Back from LA
We're back from our trip to the west coast. Among other events, we went to a wedding celebration for Abby's cousin
Long distance air travel with the kid
Our flights actually worked out ok. On the way to LA, Margaret had one sustained meltdown after sleeping for the first 1.5 hour. It probably lasted about 15 minutes, but who knows since, as Abby pointed out, time stands still when your kid is screaming at the top of her lungs. We calmed her down with a cookie that a stewardess dropped off and spent much of the rest of the trip feeding her graham crackers. In fact, one of our main lessons from the flights was the importance of food as a distraction. On the way back, she ate so many bagels that we started telling her that she was going to turn into a big bagel.
The other lesson is that it's useful if you can get the kid in her car seat. On the way home while checking in, we asked whether any free seats were available and, if so, whether we could grab the seat for Margaret. The saints at Alaska Air set us up so that we were able to get the one free seat on the plane in between us (they also piled most of the young kids at the back of the plane - they're not idiots.) Thus, Margaret spent the entire flight hanging out in her car seat. One of my colleagues suggested that trick since kids seem to be accustomed to being in their car seats, but like to squirm and exert their independence when they're on papa's lap. She slept for 2.5 hours on the way back and then woke up (and woke me up by yanking on my hair - I jerked awake to big blue eyes and a smile as she poked me) to eat her bagels for the rest of the trip. All in all, she was a real champ.
Jetlag with a baby
Our first night in LA, Margaret slept great. She woke up at 6:30 which would've been ideal had it been 6:30 AM PST. Instead, she popped up at 3:30 AM PST (i.e. 6:30 AM EST) which was the start of a difficult weekend for sleep. She never really got straightened out, but managed to stretch out her nighttime sleep spells for long enough that we weren't completely wiped out. It will, however, be interesting to see how she adjusts to the return to EST.
Thoughts about LA
I've been to San Diego twice, but this was my first trip to LA. After leaving, I'm torn about the place which seems to be a common response given some of the promo material I read in our hotel room about the "two faces of LA." On the one hand, the weather was amazing. Warm and sunny, but simultaneously cool with no humidity, bugs or any of the other things that plague places like DC. While filling up our rental car before returning it, I saw a weather report in which the weatherman forecasted 70 high - 56 low (+/- one degree in each direction) and sun for the coming week. Hanging out in the garden of Abby's uncle and aunt was unbelievable - a smell and feel in the air that was crisp but warm with lots of roses and other flowers. (A number of times, I asked people about whether the oranges in the gardens were any good only to get a nonchalant and apathetic shrug - I'd be eating those oranges everyday!) No concerns about whether it would get too hot or humid, no worries about whether it would be cloudy and rainy, just a sense of sun and comfortable warmth that permeates everything. Truly sublime.
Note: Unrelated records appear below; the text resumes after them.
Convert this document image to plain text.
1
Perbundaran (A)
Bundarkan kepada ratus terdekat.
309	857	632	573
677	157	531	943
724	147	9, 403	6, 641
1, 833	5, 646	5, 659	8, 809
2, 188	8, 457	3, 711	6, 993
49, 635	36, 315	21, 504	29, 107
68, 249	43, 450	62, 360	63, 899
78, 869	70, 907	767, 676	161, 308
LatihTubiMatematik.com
But LA is also an abomination in some ways (abomination is probably too strong of a word, but basically LA has certain features that shouldn't exist in that area.) Flying across the western US, one sees nothing but desert (albeit interesting desert like the Grand Canyon which spurred other passengers to peer through my window past Margaret.) All of a sudden, one hits LA. And habitation. And sprawl. Sprawl that rivals Chicago in its scale from an airplane window. Homes, warehouses and, most of all, highways as far as the eye can see. At least, that is, until the smog that initially lies below the plane starts to envelope it at which point the distant mountains become less visible and the focus of everything becomes soft.
Then the traffic after leaving the airport. While driving in the HOV lane, I asked Abby whether all of the cars in the other lanes really had only one passenger. Yep for the most part, she said after checking a few.
And how are all of the gardens in San Marino so lush? Because they water them a lot. In the middle of the afternoon. Where do they get their water? And why, I wondered, do they water their lawns and gardens at the peak of the day's heat when the systems are clearly automated and could be set to water anytime including the middle of the night when the water would be much more effective?
The Cubs-Dodgers game
The Dodgers game that we attended embodied all of the problems with LA. People kept telling us about the beautiful setting of Dodgers Stadium. But to get there, we had to fight a traffic jam into the park since, it would appear, there's no good way to get to the park other than driving (so unlike Wrigley where we walked to almost every game or, at worst, took the EL.) The view from our seats (admittedly in beautiful sunshine) involved parking lots and dry, brownish hills beyond them. (Another gripe - the concessions were pathetic with lines that took an inning to get through.) I kept wondering about how nightmarish the post-game traffic would be. Luckily, despite the fact that we witnessed a good portion of a great pitchers duel, Margaret had a complete and utter meltdown in the 7th inning (as I told Abby's cousin Tyler, the whole game had been like watching a train wreck in slow motion since you could see Maggie getting more and more tired) so we left, with Margaret screaming the entire way until she got in her car seat and promptly zonked out, and beat the traffic.